As we finish the school year, we spend a lot of time meeting new families and assessing children. But what does it mean to be ready for preschool?

First of all, at least in our school, age is less important than you would think. We don't believe that all two year old's need to be together, or that a four year old is automatically ready to be a pre-K. So while we take age into consideration, maturity is more important.

A child that is ready to start a journey with us will be able to follow simple directions most of the time. These include being willing to be redirected. So while we hear our share of "no!" and "I don't want to!", we expect a certain amount of cooperation. Our children also learn from the beginning how to manage their own works and area. They can be given a lesson on cleaning up messes, and then do it to the best of their abilities.
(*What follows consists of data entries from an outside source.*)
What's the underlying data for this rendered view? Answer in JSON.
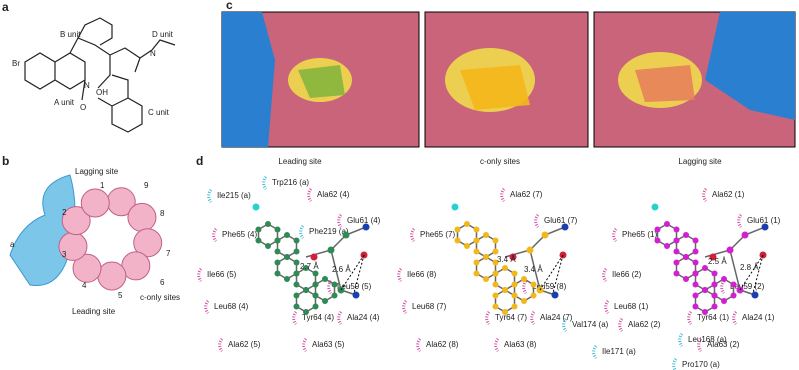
{
  "panel_labels": [
    "a",
    "b",
    "c",
    "d"
  ],
  "panel_a": {
    "texts": [
      "B unit",
      "D unit",
      "Br",
      "N",
      "N",
      "A unit",
      "OH",
      "O",
      "C unit"
    ]
  },
  "panel_b": {
    "lagging": "Lagging site",
    "subunits": [
      "1",
      "2",
      "3",
      "4",
      "5",
      "6",
      "7",
      "8",
      "9"
    ],
    "chain": "a",
    "leading": "Leading site",
    "c_only": "c-only sites"
  },
  "panel_d": [
    {
      "title": "Leading site",
      "residues": [
        "Ile215 (a)",
        "Trp216 (a)",
        "Ala62 (4)",
        "Phe219 (a)",
        "Glu61 (4)",
        "Phe65 (4)",
        "Ile66 (5)",
        "Leu59 (5)",
        "Leu68 (4)",
        "Tyr64 (4)",
        "Ala24 (4)",
        "Ala62 (5)",
        "Ala63 (5)"
      ],
      "distances": [
        "2.7 Å",
        "2.6 Å"
      ]
    },
    {
      "title": "c-only sites",
      "residues": [
        "Ala62 (7)",
        "Glu61 (7)",
        "Phe65 (7)",
        "Ile66 (8)",
        "Leu59 (8)",
        "Leu68 (7)",
        "Tyr64 (7)",
        "Ala24 (7)",
        "Ala62 (8)",
        "Ala63 (8)"
      ],
      "distances": [
        "3.4 Å",
        "3.4 Å"
      ]
    },
    {
      "title": "Lagging site",
      "residues": [
        "Ala62 (1)",
        "Glu61 (1)",
        "Phe65 (1)",
        "Ile66 (2)",
        "Leu59 (2)",
        "Leu68 (1)",
        "Tyr64 (1)",
        "Ala24 (1)",
        "Val174 (a)",
        "Ala62 (2)",
        "Leu168 (a)",
        "Ala63 (2)",
        "Ile171 (a)",
        "Pro170 (a)"
      ],
      "distances": [
        "2.5 Å",
        "2.8 Å"
      ]
    }
  ]
}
Students will be asked to at least try to do for themselves.

Preschool doesn't have high chairs!

Your child will be served snack, and if they stay all day they will unpack and eat lunch. We cannot actively feed your child. By the time a child is well into toddlerhood, they should be able to feed themselves with reasonable success. Will it be messy sometimes? Sure, but messes means opportunity to clean up. So let your child feed themselves. Give them real cups to drink out of, no sippy cups. Every single student we have, even the two year old's, can do this.

Preschool is about exploration, not fashion.
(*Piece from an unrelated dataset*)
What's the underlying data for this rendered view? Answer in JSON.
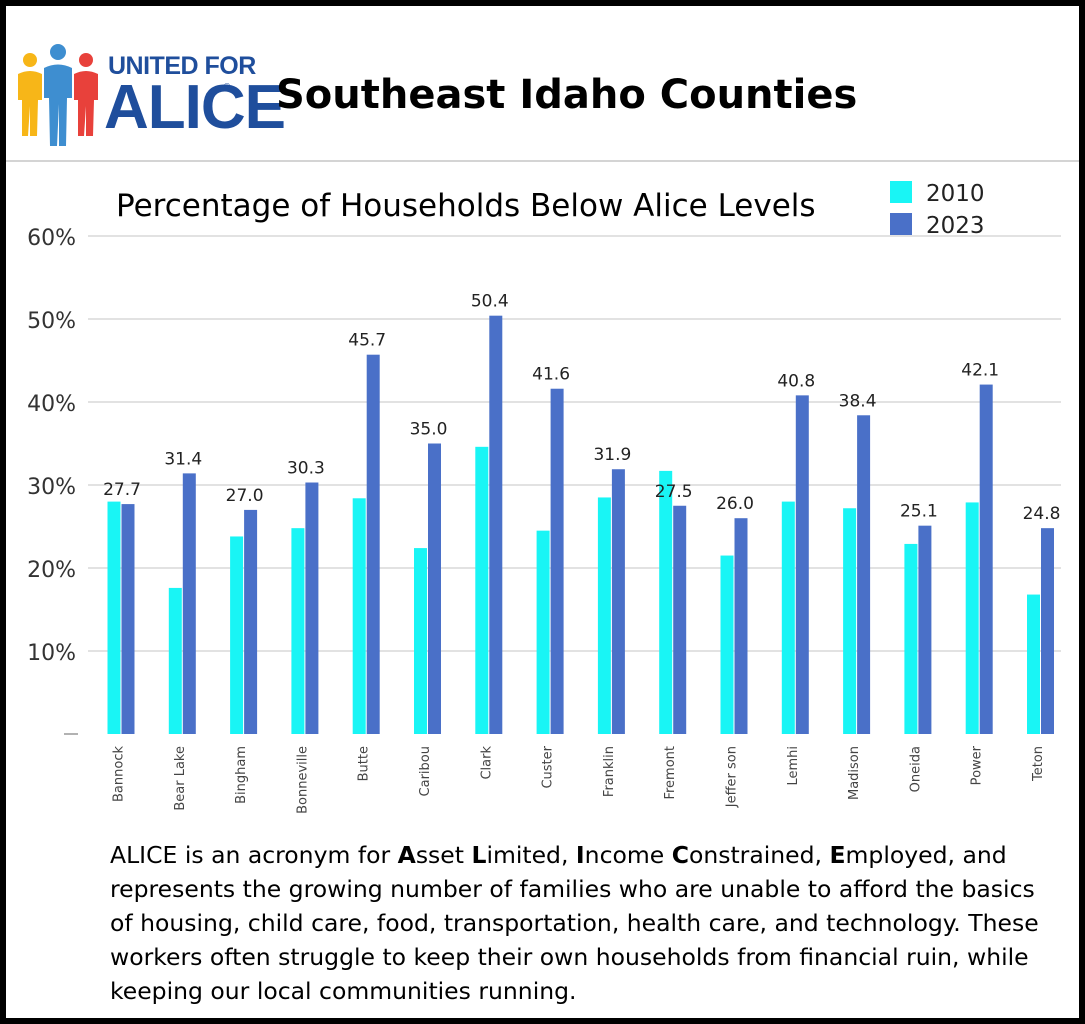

We get dirty around here. Sand, dirt, bugs, and gardening are every day activities. So keep that in mind when getting school clothes. Make sure they are easy to manage(for your child), comfortable, and easy to clean.

Same idea goes into footwear.

Are those flowered lace up boots that your three year old loves adorable? Yes! Are they practical? No! It may not seem like a big deal to tie your child's shoes. But multiply that by 25, or 30! We'd have to hire a dedicated shoe teacher. Most of our students learn to tie their shoes in their pre-K or Kindergarten year. Until then their shoes should be comfortable, easy to remove and put on, and the correct size.

Beyond that, pay attention to what the school policies are regarding backpacks, lunch bags, lunch contents, extra clothes, tardy and absence policies. The more you know now, the smoother your foray into preschool will be. For you AND your child.